On Wed, Jun 15, 2022 at 4:53 PM Jann Horn <[email protected]> wrote:
>
> On Tue, Jun 14, 2022 at 4:11 AM Sasha Levin <[email protected]> wrote:
> >
> > From: Paolo Bonzini <[email protected]>
> >
> > [ Upstream commit 6cd88243c7e03845a450795e134b488fc2afb736 ]
> >
> > If a vCPU is outside guest mode and is scheduled out, it might be in the
> > process of making a memory access. A problem occurs if another vCPU uses
> > the PV TLB flush feature during the period when the vCPU is scheduled
> > out, and a virtual address has already been translated but has not yet
> > been accessed, because this is equivalent to using a stale TLB entry.
> >
> > To avoid this, only report a vCPU as preempted if sure that the guest
> > is at an instruction boundary. A rescheduling request will be delivered
> > to the host physical CPU as an external interrupt, so for simplicity
> > consider any vmexit *not* instruction boundary except for external
> > interrupts.
> >
> > It would in principle be okay to report the vCPU as preempted also
> > if it is sleeping in kvm_vcpu_block(): a TLB flush IPI will incur the
> > vmentry/vmexit overhead unnecessarily, and optimistic spinning is
> > also unlikely to succeed. However, leave it for later because right
> > now kvm_vcpu_check_block() is doing memory accesses. Even
> > though the TLB flush issue only applies to virtual memory address,
> > it's very much preferrable to be conservative.
> >
> > Reported-by: Jann Horn <[email protected]>
> > Signed-off-by: Paolo Bonzini <[email protected]>
> > Signed-off-by: Sasha Levin <[email protected]>
>
> This feature was introduced in commit f38a7b75267f1f (first in 4.16).
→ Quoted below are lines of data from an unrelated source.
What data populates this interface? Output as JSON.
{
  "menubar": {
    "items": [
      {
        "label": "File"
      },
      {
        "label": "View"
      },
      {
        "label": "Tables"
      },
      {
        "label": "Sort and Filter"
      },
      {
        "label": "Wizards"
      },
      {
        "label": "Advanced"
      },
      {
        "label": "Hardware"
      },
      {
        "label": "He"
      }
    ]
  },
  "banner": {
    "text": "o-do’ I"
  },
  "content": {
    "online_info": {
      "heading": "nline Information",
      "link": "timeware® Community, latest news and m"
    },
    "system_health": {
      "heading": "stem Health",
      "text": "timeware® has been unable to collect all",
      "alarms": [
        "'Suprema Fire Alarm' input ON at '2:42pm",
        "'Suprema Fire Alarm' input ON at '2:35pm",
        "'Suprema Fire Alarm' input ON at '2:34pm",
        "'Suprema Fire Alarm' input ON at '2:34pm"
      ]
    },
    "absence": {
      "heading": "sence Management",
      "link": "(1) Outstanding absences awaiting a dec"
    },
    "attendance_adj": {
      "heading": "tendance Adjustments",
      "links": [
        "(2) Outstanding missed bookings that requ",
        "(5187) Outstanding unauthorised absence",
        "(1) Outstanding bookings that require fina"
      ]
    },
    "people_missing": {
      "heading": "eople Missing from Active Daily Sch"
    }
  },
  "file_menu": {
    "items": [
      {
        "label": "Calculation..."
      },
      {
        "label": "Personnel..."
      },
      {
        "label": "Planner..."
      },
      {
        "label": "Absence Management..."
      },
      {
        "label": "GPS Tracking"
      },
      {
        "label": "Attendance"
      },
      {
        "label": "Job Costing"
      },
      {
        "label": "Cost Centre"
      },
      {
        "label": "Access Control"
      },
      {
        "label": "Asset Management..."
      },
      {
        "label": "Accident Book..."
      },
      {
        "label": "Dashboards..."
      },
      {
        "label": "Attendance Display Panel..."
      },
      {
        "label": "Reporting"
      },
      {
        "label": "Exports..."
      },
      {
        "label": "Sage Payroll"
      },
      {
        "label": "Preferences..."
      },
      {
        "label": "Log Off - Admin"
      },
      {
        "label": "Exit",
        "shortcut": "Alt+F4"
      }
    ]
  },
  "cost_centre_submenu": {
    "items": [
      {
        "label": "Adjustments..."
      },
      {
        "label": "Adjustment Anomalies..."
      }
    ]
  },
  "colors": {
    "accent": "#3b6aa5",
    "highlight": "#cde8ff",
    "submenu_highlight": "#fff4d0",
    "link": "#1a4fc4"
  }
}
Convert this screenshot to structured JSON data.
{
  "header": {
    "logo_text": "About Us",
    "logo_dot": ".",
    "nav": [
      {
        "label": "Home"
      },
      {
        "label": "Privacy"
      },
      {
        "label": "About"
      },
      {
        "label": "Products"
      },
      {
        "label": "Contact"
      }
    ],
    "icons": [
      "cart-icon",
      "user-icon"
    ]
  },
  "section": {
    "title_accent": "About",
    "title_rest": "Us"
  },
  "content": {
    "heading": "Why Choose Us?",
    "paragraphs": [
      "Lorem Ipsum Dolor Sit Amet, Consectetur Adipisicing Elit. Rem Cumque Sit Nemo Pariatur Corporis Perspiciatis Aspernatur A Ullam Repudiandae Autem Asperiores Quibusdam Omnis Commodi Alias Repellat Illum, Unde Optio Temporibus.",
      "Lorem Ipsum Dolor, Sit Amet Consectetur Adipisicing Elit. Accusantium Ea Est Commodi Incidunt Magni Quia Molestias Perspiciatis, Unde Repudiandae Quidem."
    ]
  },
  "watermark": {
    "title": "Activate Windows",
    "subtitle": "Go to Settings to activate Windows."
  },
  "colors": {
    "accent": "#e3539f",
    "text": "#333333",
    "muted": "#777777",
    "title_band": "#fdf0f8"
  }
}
> I think the fix has to be applied all the way back to there (so
> additionally to what you already did, it'd have to be added to 4.19,
> 5.4 and 5.10)?
>
> But it doesn't seem to apply cleanly to those older branches. Paolo,
> are you going to send stable backports of this?
Also, I think the same thing applies for "KVM: x86: do not set
st->preempted when going back to user space"?